Totals from the History log

select replace(convert (varchar, convert(money, sum(FilesCopied)), 1), '.00', '') as FilesCopied, 
replace(convert (varchar, convert(money, sum(FilesSkipped)), 1), '.00', '') as FilesSkipped,
convert(varchar, convert(money, sum(BytesCopied) / 1099511627776.00), 1) + ' TB' as BytesCopied,
convert(varchar, convert(money, sum(BytesSkipped) / 1099511627776.00), 1) + ' TB'  as BytesSkipped,
replace(convert (varchar, convert(money, sum(DirsCopied)), 1), '.00', '') as DirsCopied
from History

Misc

select * from History where destpath like '%gbrmil1914r4pt2%'
select * from History where sourcepath like '%como%' order by starttime
select top 1000 * from PathsCopied where SourcePath like '%bedfordshire%'
select * from PathsCopied where endtime > '2008-09-01' and sourcefilecount <> destinationfinalfilecount

Enhancements

If you think of other things that could be included in the program (or might be worth considering), or if it doesn't work for what you need to do, let me know.
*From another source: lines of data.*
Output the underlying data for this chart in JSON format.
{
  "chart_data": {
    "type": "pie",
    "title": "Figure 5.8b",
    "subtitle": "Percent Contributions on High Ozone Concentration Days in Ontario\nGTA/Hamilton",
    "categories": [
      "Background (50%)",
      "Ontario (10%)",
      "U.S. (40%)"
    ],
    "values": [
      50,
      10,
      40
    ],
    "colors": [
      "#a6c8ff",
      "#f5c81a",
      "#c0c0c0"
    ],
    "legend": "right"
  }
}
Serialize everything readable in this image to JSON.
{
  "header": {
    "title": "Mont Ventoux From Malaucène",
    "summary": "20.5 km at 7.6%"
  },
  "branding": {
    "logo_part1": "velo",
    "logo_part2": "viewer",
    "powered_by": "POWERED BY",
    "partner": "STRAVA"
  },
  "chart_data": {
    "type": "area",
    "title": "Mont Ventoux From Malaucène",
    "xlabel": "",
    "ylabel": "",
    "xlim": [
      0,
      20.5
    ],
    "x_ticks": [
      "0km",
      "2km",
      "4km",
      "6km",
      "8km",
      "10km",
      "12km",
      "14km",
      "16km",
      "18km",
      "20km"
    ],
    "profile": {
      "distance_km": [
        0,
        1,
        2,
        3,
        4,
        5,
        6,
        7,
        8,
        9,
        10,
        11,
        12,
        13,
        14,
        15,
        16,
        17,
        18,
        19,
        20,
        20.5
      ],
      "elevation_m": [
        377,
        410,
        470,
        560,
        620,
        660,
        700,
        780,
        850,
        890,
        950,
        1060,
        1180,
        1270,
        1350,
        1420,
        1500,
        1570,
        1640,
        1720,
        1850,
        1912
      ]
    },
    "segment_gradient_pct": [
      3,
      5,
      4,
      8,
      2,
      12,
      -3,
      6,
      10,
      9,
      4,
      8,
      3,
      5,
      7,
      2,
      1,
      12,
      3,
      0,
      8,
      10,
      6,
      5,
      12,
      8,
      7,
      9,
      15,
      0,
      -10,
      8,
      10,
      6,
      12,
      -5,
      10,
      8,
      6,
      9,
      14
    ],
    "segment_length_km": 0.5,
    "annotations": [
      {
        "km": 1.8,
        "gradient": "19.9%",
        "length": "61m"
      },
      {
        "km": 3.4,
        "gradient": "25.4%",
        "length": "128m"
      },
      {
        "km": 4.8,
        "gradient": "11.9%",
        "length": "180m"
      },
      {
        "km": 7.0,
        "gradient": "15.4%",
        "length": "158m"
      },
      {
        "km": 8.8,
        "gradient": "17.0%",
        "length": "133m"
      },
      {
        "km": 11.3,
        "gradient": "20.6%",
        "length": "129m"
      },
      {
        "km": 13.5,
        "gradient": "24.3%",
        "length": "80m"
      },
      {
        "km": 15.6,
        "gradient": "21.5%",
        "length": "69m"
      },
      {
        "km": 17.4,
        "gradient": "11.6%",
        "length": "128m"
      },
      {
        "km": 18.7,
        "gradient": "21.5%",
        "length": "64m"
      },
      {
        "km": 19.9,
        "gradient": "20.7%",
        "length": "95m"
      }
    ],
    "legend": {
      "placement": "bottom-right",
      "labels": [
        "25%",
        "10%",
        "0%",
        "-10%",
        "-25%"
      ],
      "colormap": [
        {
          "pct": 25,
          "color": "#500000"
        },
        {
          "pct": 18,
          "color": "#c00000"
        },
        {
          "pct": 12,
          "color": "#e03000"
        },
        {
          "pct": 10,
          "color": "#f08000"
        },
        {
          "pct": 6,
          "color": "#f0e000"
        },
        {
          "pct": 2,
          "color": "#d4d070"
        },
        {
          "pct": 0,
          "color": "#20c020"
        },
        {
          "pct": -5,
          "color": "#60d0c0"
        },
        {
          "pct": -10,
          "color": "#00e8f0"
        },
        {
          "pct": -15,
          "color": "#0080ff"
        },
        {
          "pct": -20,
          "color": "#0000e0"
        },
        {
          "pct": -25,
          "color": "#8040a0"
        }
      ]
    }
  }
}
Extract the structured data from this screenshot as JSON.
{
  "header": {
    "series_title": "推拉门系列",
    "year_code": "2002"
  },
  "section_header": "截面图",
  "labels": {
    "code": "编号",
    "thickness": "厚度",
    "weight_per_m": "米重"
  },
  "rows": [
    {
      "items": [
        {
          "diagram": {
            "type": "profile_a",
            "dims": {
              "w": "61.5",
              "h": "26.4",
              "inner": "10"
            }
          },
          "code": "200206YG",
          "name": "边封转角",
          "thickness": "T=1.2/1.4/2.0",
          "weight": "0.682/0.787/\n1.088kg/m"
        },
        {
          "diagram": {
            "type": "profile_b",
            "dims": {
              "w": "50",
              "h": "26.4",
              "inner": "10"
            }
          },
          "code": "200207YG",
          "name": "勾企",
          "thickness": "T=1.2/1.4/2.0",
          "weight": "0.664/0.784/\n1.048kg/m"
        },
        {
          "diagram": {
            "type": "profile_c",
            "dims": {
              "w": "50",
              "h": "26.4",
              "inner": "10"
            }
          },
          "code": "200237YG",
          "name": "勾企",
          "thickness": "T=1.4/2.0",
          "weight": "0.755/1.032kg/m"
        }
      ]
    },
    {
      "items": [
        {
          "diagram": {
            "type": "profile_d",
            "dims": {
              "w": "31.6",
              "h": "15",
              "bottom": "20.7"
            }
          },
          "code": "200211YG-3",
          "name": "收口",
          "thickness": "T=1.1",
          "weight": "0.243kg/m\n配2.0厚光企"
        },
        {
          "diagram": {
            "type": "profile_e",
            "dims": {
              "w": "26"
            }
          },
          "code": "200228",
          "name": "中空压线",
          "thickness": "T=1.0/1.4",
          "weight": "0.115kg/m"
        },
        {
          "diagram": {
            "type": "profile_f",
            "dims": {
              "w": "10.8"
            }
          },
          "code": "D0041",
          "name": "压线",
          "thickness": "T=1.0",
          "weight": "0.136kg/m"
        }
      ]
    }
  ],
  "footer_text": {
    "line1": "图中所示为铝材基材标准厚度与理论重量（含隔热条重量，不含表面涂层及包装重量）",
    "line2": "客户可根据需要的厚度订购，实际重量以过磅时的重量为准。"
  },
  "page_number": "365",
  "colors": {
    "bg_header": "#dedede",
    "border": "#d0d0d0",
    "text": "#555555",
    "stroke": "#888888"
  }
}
On the list or done already (strikeout items are done):

  • multithreading to speed up copies from multiple directories
  • command line compatibility
  • configuration file saving
  • better/more statistics display
  • sliding window for throughput measurement
  • validation on directory path strings
  • regular expression filename matching
  • multiple output directories (how would this work with move?)
  • MD5 (or other hash) file comparison option
  • speed throttling (isn't it designed to go as fast as possible?)
  • better handling for low and out of disk space problems
  • recover from serious hardware/network issues (rebooted machine while a copy was in progress, lost Remote Desktop session, fatal program error, etc.)
  • ability to skip and/or abort the scan step (if you know it's going to fit and don't care about the related stats)
  • option to do a byte comparison before copying if the file sizes are equal (date/time ignored)
  • exit when finished processing
  • e-mail online once an hour for low disk space
  • Disk space checking on output
  • warn/pause when low disk space
  • return errorlevel with command line version
  • pause
  • exclude files - file based list of entries (including regular expressions?)